ScrapedModel base class and Audible/Amazon scrapers
Project description
scraperator
ScrapedModel base class and Audible/Amazon scrapers with dual-backend caching (local JSON or DynamoDB) built on top of ghostscraper.
Installation
pip install scraperator # base class only
pip install scraperator[audible] # + AudibleProduct, AudibleAuthor (requires beautifulsoup4)
pip install scraperator[amazon] # + AmazonAuthor (requires beautifulsoup4, boto3, httpx, Pillow)
Types
These named types are used throughout the API.

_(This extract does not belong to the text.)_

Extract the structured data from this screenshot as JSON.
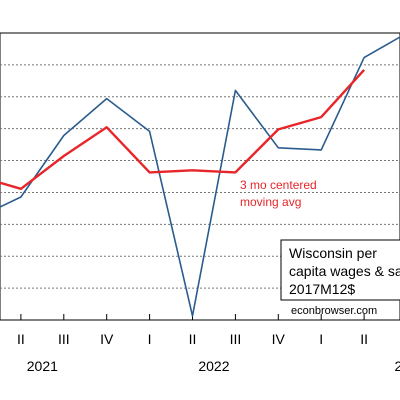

ProductInput(tld, asin) — NamedTuple
Immutable input for Audible product construction and batch operations.
tld: str— Audible marketplace TLD, e.g."com","co.uk","fr"asin: str— Audible ASIN, e.g."B06VX22V89"
AuthorInput(tld, author_id) — NamedTuple
Immutable input for author construction and batch operations.
tld: str— Marketplace TLDauthor_id: str— 10-character author ID, e.g."B000AP9A6K"
LinkedEntity — TypedDict
A named entity with an optional URL. Used for authors, narrators, publishers, series, tags, audiobooks.
name: strurl: str | None
ProductIdentity — TypedDict
asin: strtld: str
AuthorIdentity — TypedDict
author_id: strtld: str
ScrapedModelConfig
Base configuration dataclass. All subclass configs inherit from this. Set as a class attribute on the subclass before use.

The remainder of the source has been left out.